En français, la voyelle la plus fréquente est le « A ». Celle-ci étant présente dans presque toutes les langues, elle ne représente pas un grand défi. Le « I » suit de près avec le « É ». C’est ce dernier son qu’il est avantageux de discriminer puisqu’il est présent dans la conjugaison des temps de verbe. L’image ci-dessous, tirée du site de Christian Guilbault de l’Université Simon Fraser, présente les endroits où les voyelles sont produites dans la cavité buccale. Pour plus d’information, je vous suggère de consulter la page du Trapèze vocalique du français.

Source: GUILBAULT Christian, SFU

Lorsque des jeunes allophones se joignent à nos classes francophones, ils doivent relever un défi; celui d’apprendre à discriminer les sons ne faisant pas partie de leur répertoire phonologique dominant, puis parvenir à les reconnaître et à les utiliser pour communiquer.

À garder en tête

D’une langue à l’autre, les phonèmes utilisés sont différents. Certaines en contiennent beaucoup, et d’autres moins. Le nombre de phonème de sa langue d’origine aura une incidence directe sur le répertoire phonologique de l’apprenant. Un jeune dont la langue dominante ne possède pas beaucoup de voyelles, par exemple, aura tout un défi lorsque viendra le temps de distinguer les multiples voyelles du français.
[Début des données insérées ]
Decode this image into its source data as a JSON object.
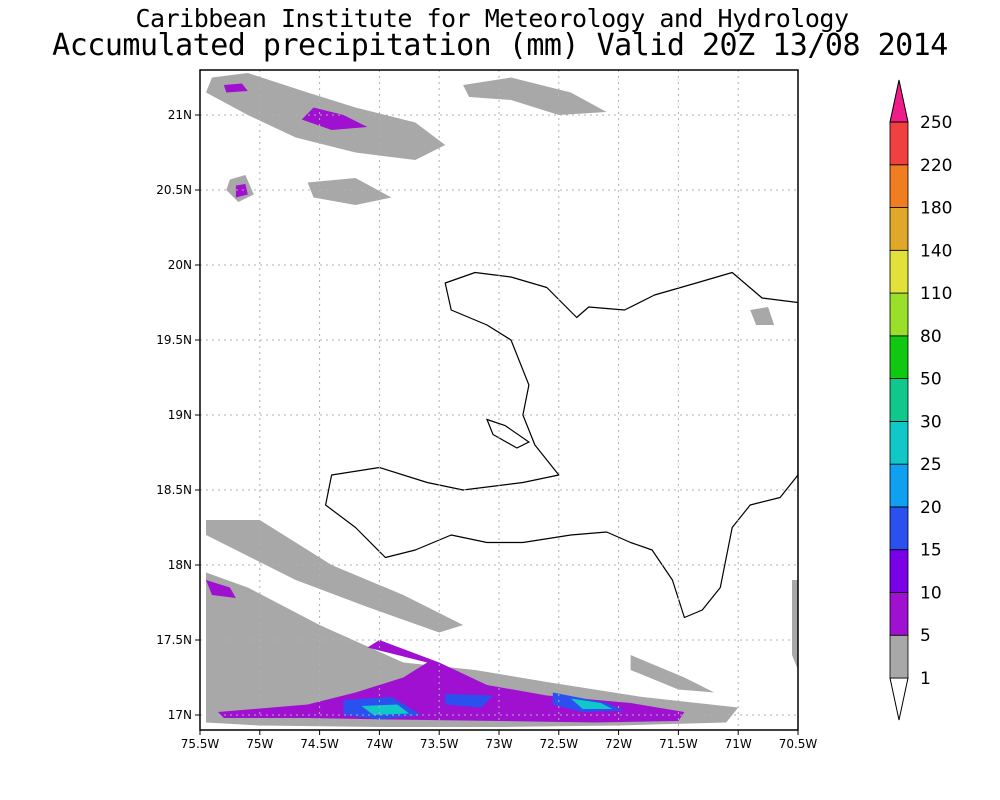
{
  "title_line1": "Caribbean Institute for Meteorology and Hydrology",
  "title_line2": "Accumulated precipitation (mm) Valid 20Z 13/08 2014",
  "map": {
    "lon_range": [
      -75.5,
      -70.5
    ],
    "lat_range": [
      16.9,
      21.3
    ],
    "grid": "dotted",
    "lon_ticks": [
      {
        "value": -75.5,
        "label": "75.5W"
      },
      {
        "value": -75,
        "label": "75W"
      },
      {
        "value": -74.5,
        "label": "74.5W"
      },
      {
        "value": -74,
        "label": "74W"
      },
      {
        "value": -73.5,
        "label": "73.5W"
      },
      {
        "value": -73,
        "label": "73W"
      },
      {
        "value": -72.5,
        "label": "72.5W"
      },
      {
        "value": -72,
        "label": "72W"
      },
      {
        "value": -71.5,
        "label": "71.5W"
      },
      {
        "value": -71,
        "label": "71W"
      },
      {
        "value": -70.5,
        "label": "70.5W"
      }
    ],
    "lat_ticks": [
      {
        "value": 17,
        "label": "17N"
      },
      {
        "value": 17.5,
        "label": "17.5N"
      },
      {
        "value": 18,
        "label": "18N"
      },
      {
        "value": 18.5,
        "label": "18.5N"
      },
      {
        "value": 19,
        "label": "19N"
      },
      {
        "value": 19.5,
        "label": "19.5N"
      },
      {
        "value": 20,
        "label": "20N"
      },
      {
        "value": 20.5,
        "label": "20.5N"
      },
      {
        "value": 21,
        "label": "21N"
      }
    ],
    "land_outline": [
      [
        -73.45,
        19.88
      ],
      [
        -73.2,
        19.95
      ],
      [
        -72.9,
        19.92
      ],
      [
        -72.6,
        19.85
      ],
      [
        -72.35,
        19.65
      ],
      [
        -72.25,
        19.72
      ],
      [
        -71.95,
        19.7
      ],
      [
        -71.7,
        19.8
      ],
      [
        -71.35,
        19.88
      ],
      [
        -71.05,
        19.95
      ],
      [
        -70.8,
        19.78
      ],
      [
        -70.5,
        19.75
      ],
      [
        -70.5,
        18.6
      ],
      [
        -70.65,
        18.45
      ],
      [
        -70.9,
        18.4
      ],
      [
        -71.05,
        18.25
      ],
      [
        -71.15,
        17.85
      ],
      [
        -71.3,
        17.7
      ],
      [
        -71.45,
        17.65
      ],
      [
        -71.55,
        17.9
      ],
      [
        -71.72,
        18.1
      ],
      [
        -71.9,
        18.15
      ],
      [
        -72.1,
        18.22
      ],
      [
        -72.4,
        18.2
      ],
      [
        -72.8,
        18.15
      ],
      [
        -73.1,
        18.15
      ],
      [
        -73.4,
        18.2
      ],
      [
        -73.7,
        18.1
      ],
      [
        -73.95,
        18.05
      ],
      [
        -74.2,
        18.25
      ],
      [
        -74.45,
        18.4
      ],
      [
        -74.4,
        18.6
      ],
      [
        -74.0,
        18.65
      ],
      [
        -73.6,
        18.55
      ],
      [
        -73.3,
        18.5
      ],
      [
        -72.8,
        18.55
      ],
      [
        -72.5,
        18.6
      ],
      [
        -72.7,
        18.8
      ],
      [
        -72.8,
        19.0
      ],
      [
        -72.75,
        19.2
      ],
      [
        -72.9,
        19.5
      ],
      [
        -73.1,
        19.6
      ],
      [
        -73.4,
        19.7
      ],
      [
        -73.45,
        19.88
      ]
    ],
    "gonave_outline": [
      [
        -73.1,
        18.97
      ],
      [
        -72.95,
        18.93
      ],
      [
        -72.75,
        18.82
      ],
      [
        -72.85,
        18.78
      ],
      [
        -73.05,
        18.87
      ],
      [
        -73.1,
        18.97
      ]
    ],
    "precip_areas": [
      {
        "band": "1",
        "pts": [
          [
            -75.4,
            21.25
          ],
          [
            -75.1,
            21.28
          ],
          [
            -74.6,
            21.15
          ],
          [
            -74.2,
            21.05
          ],
          [
            -73.7,
            20.95
          ],
          [
            -73.45,
            20.8
          ],
          [
            -73.7,
            20.7
          ],
          [
            -74.2,
            20.75
          ],
          [
            -74.7,
            20.85
          ],
          [
            -75.1,
            21.0
          ],
          [
            -75.45,
            21.15
          ]
        ]
      },
      {
        "band": "1",
        "pts": [
          [
            -73.3,
            21.2
          ],
          [
            -72.9,
            21.25
          ],
          [
            -72.4,
            21.15
          ],
          [
            -72.1,
            21.02
          ],
          [
            -72.5,
            21.0
          ],
          [
            -72.9,
            21.1
          ],
          [
            -73.25,
            21.12
          ]
        ]
      },
      {
        "band": "1",
        "pts": [
          [
            -75.25,
            20.57
          ],
          [
            -75.12,
            20.6
          ],
          [
            -75.05,
            20.47
          ],
          [
            -75.18,
            20.42
          ],
          [
            -75.28,
            20.5
          ]
        ]
      },
      {
        "band": "1",
        "pts": [
          [
            -74.6,
            20.55
          ],
          [
            -74.2,
            20.58
          ],
          [
            -73.9,
            20.45
          ],
          [
            -74.2,
            20.4
          ],
          [
            -74.55,
            20.45
          ]
        ]
      },
      {
        "band": "1",
        "pts": [
          [
            -70.9,
            19.7
          ],
          [
            -70.75,
            19.72
          ],
          [
            -70.7,
            19.6
          ],
          [
            -70.85,
            19.6
          ]
        ]
      },
      {
        "band": "1",
        "pts": [
          [
            -75.45,
            18.3
          ],
          [
            -75.0,
            18.3
          ],
          [
            -74.4,
            18.0
          ],
          [
            -73.8,
            17.8
          ],
          [
            -73.3,
            17.6
          ],
          [
            -73.5,
            17.55
          ],
          [
            -74.1,
            17.72
          ],
          [
            -74.7,
            17.9
          ],
          [
            -75.2,
            18.1
          ],
          [
            -75.45,
            18.2
          ]
        ]
      },
      {
        "band": "1",
        "pts": [
          [
            -75.45,
            17.95
          ],
          [
            -75.1,
            17.85
          ],
          [
            -74.5,
            17.6
          ],
          [
            -73.8,
            17.35
          ],
          [
            -73.2,
            17.3
          ],
          [
            -72.6,
            17.22
          ],
          [
            -71.8,
            17.12
          ],
          [
            -71.0,
            17.05
          ],
          [
            -71.1,
            16.95
          ],
          [
            -72.0,
            16.93
          ],
          [
            -73.0,
            16.92
          ],
          [
            -74.0,
            16.92
          ],
          [
            -75.0,
            16.93
          ],
          [
            -75.45,
            16.95
          ]
        ]
      },
      {
        "band": "1",
        "pts": [
          [
            -71.9,
            17.4
          ],
          [
            -71.45,
            17.25
          ],
          [
            -71.2,
            17.15
          ],
          [
            -71.5,
            17.17
          ],
          [
            -71.9,
            17.3
          ]
        ]
      },
      {
        "band": "1",
        "pts": [
          [
            -70.55,
            17.9
          ],
          [
            -70.5,
            17.9
          ],
          [
            -70.5,
            17.3
          ],
          [
            -70.55,
            17.4
          ]
        ]
      },
      {
        "band": "5",
        "pts": [
          [
            -74.55,
            21.05
          ],
          [
            -74.3,
            21.0
          ],
          [
            -74.1,
            20.92
          ],
          [
            -74.4,
            20.9
          ],
          [
            -74.65,
            20.97
          ]
        ]
      },
      {
        "band": "5",
        "pts": [
          [
            -75.2,
            20.53
          ],
          [
            -75.12,
            20.54
          ],
          [
            -75.1,
            20.47
          ],
          [
            -75.2,
            20.45
          ]
        ]
      },
      {
        "band": "5",
        "pts": [
          [
            -75.3,
            21.2
          ],
          [
            -75.15,
            21.21
          ],
          [
            -75.1,
            21.16
          ],
          [
            -75.28,
            21.15
          ]
        ]
      },
      {
        "band": "5",
        "pts": [
          [
            -75.45,
            17.9
          ],
          [
            -75.25,
            17.85
          ],
          [
            -75.2,
            17.78
          ],
          [
            -75.4,
            17.8
          ]
        ]
      },
      {
        "band": "5",
        "pts": [
          [
            -74.0,
            17.5
          ],
          [
            -73.5,
            17.35
          ],
          [
            -73.1,
            17.2
          ],
          [
            -72.6,
            17.13
          ],
          [
            -71.9,
            17.08
          ],
          [
            -71.45,
            17.02
          ],
          [
            -71.5,
            16.96
          ],
          [
            -72.2,
            16.95
          ],
          [
            -73.0,
            16.96
          ],
          [
            -73.9,
            16.97
          ],
          [
            -74.6,
            16.98
          ],
          [
            -75.3,
            16.98
          ],
          [
            -75.35,
            17.02
          ],
          [
            -74.6,
            17.07
          ],
          [
            -74.2,
            17.15
          ],
          [
            -73.8,
            17.25
          ],
          [
            -73.6,
            17.35
          ],
          [
            -74.1,
            17.45
          ]
        ]
      },
      {
        "band": "15",
        "pts": [
          [
            -74.3,
            17.1
          ],
          [
            -73.9,
            17.12
          ],
          [
            -73.65,
            17.0
          ],
          [
            -74.0,
            16.97
          ],
          [
            -74.3,
            17.0
          ]
        ]
      },
      {
        "band": "15",
        "pts": [
          [
            -73.45,
            17.14
          ],
          [
            -73.05,
            17.13
          ],
          [
            -73.15,
            17.05
          ],
          [
            -73.45,
            17.07
          ]
        ]
      },
      {
        "band": "15",
        "pts": [
          [
            -72.55,
            17.15
          ],
          [
            -72.1,
            17.08
          ],
          [
            -71.95,
            17.03
          ],
          [
            -72.3,
            17.02
          ],
          [
            -72.55,
            17.07
          ]
        ]
      },
      {
        "band": "25",
        "pts": [
          [
            -74.15,
            17.06
          ],
          [
            -73.85,
            17.07
          ],
          [
            -73.75,
            17.01
          ],
          [
            -74.05,
            17.0
          ]
        ]
      },
      {
        "band": "25",
        "pts": [
          [
            -72.4,
            17.11
          ],
          [
            -72.15,
            17.08
          ],
          [
            -72.05,
            17.04
          ],
          [
            -72.3,
            17.04
          ]
        ]
      }
    ]
  },
  "legend": {
    "thresholds": [
      "1",
      "5",
      "10",
      "15",
      "20",
      "25",
      "30",
      "50",
      "80",
      "110",
      "140",
      "180",
      "220",
      "250"
    ],
    "colors": [
      "#ffffff",
      "#a8a8a8",
      "#a010d0",
      "#7a00e8",
      "#2a50f0",
      "#10a0f0",
      "#10c8c8",
      "#10c88c",
      "#10c810",
      "#9ae02a",
      "#e2e03a",
      "#e0a82a",
      "#f07e20",
      "#f04040",
      "#f01c8a"
    ]
  }
}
Il est important de garder en tête que les allophones qui déménagent en milieu francophone ne partent pas de zéro puisqu’ils ont déjà une sensibilité phonologique. Voici quelques conseils retenus de l’atelier sur la conscience phonologique en contexte multilingue :

  • Exposer les élèves à une variété de phonèmes le plus tôt possible;
  • Tenir compte de l’interférence entre les répertoires phonologiques des différentes langues;
  • Garder en tête que les apprenants peuvent avoir de la difficulté à « distinguer certains phonèmes qui ne font pas partie du répertoire de leur langue dominante ».

Pour aller plus loin, le site Langues et Grammaires en (Île de) France présente des fiches-langues très intéressantes sur les contrastes entre les langues listées et la langue française. De plus, le site Francisation phonétique présente les voyelles et consonnes du français et offre des exercices ainsi qu’un test de discrimination auditive.